In der Verkehrsbereitschaft der Bremer Polizei geht die Angst um. Die Beamten, die auf Verkehrskontrollen und die Aufnahme von besonders schweren Unfällen spezialisiert sind, fürchten, dass sie demnächst ihre Knochen auf Demonstrationen hinhalten müssen. Nazi-Demo in Vegesack, Castor-Transporte – manchem gestandenen Polizisten wird bei dem Gedanken an solche Termine ganz anders.

Grund für die Verunsicherung ist das Konzept zur Aufstockung der Bereitschaftspolizei (BePo), das Staatsrat Kuno Böse gestern in der Innendeputation vorgestellt hat. Im Zuge der Polizeireform war die Truppe in den letzten Jahren immer weiter ausgedünnt worden. Unter dem Motto „Mehr grün auf die Straße“ sollten statt gefüllter Polizeikasernen mehr Kontaktbereichsbeamte zum Einsatz kommen. Schließlich war die Stärke der BePo so weit abgesenkt worden, dass nur noch eine Hundertschaft zusammengestellt werden kann. Für das meist ruhige Bremen wäre das eigentlich auch genug, aber das Land kann damit seiner Pflicht nicht mehr nachkommen, Einheiten für Großeinsätze an andere Bundesländer abzustellen. Das ist nun in Berlin aufgeflogen, und Bundesinnenminister Otto Schily (SPD) hat gedroht, künftig seinen Kostenanteil an der BePo nicht mehr zu tragen. Für Fahrzeuge und Ausrüstung bezahlt der Bund derzeit 8,5 Millionen Mark im Jahr – ein Zuschuss, auf den das Haushaltsnotlageland nicht verzichten kann. Gleichzeitig ist an die Schaffung neuer Stellen für die BePo nicht zu denken.

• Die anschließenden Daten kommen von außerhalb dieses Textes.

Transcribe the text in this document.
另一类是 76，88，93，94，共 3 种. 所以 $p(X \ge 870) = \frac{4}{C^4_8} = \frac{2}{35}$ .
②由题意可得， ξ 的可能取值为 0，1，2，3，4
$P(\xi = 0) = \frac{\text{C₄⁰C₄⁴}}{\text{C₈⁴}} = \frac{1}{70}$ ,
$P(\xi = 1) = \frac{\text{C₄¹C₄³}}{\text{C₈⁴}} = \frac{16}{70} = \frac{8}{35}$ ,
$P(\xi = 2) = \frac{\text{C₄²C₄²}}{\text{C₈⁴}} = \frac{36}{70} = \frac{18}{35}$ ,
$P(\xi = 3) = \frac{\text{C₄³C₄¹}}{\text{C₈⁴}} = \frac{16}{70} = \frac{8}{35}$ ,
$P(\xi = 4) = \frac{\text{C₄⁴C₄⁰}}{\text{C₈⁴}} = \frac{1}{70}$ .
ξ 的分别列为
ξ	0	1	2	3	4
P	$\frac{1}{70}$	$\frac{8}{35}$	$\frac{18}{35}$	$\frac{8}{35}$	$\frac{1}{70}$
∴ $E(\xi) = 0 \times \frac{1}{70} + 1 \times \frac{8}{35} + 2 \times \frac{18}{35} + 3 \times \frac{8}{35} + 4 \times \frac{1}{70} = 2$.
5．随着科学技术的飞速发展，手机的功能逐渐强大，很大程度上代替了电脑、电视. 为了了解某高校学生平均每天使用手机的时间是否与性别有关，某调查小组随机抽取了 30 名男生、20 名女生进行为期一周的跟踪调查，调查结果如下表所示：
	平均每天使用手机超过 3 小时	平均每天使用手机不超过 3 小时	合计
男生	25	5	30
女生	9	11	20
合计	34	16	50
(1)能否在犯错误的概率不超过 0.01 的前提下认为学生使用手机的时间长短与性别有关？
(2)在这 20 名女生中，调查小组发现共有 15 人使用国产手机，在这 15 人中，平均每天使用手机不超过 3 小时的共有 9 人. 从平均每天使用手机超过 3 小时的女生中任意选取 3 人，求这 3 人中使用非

Aber im Innenressort kam man auf eine kreative Lösung: Die 53 Beamten der Verkehrsbereitschaft sollen das Loch bei der BePo stopfen. Deshalb sollen die Verkehrsspezialisten in Zukunft schlicht „Bereitschaftspolizei“ heißen. Zusätzlich sollen bei der BePo bis zu acht Stellen frei werden, indem die Bewachung der Huckelrieder Kaserne an einen privaten Wachdienst vergeben wird, der vor allem mit Kameras arbeitet. Die verbleibende Lücke von rund 40 Stellen soll geschlossen werden, indem Polzeischüler länger bei der BePo bleiben. Dann kann Bremen formell wieder zwei Hundertschaften aufstellen, und die Bundesmittel fließen weiterhin.

In der Deputation nickten alle Fraktionen den Plan von Innensenator Bernt Schulte (CDU) ab. Deputationssprecher Hermann Kleen (SPD) äußerte die Hoffnung, „dass wir mit dieser Spagatregelung ohne Qualitätseinbußen davonkommen“. Ganz anders sieht das Dieter Oehlschläger, Landesvorsitzender der Gewerkschaft der Polizei: Für ihn ist das Modell ein Taschenspielertrick, weil die betroffenen Kollegen weiterhin den Verkehrsdienst leisten sollen. Zwar habe der Chef der BePo schon angekündigt, im richtigen Leben auf den Einsatz der häufig nicht mehr ganz jungen KollegInnen zu verzichten. „Aber wer garantiert uns so was?“ fragt Oehlschläger. Wenn es eng werde, wären die Verkehrspolizisten doch schnell mit im „geschlossenen Einsatz“ einer BePo-Hundertschaft. Dann, so prognostiziert der Gewerkschafter, könnten schwere Unfälle nicht mehr qualifiziert aufgenommen werden.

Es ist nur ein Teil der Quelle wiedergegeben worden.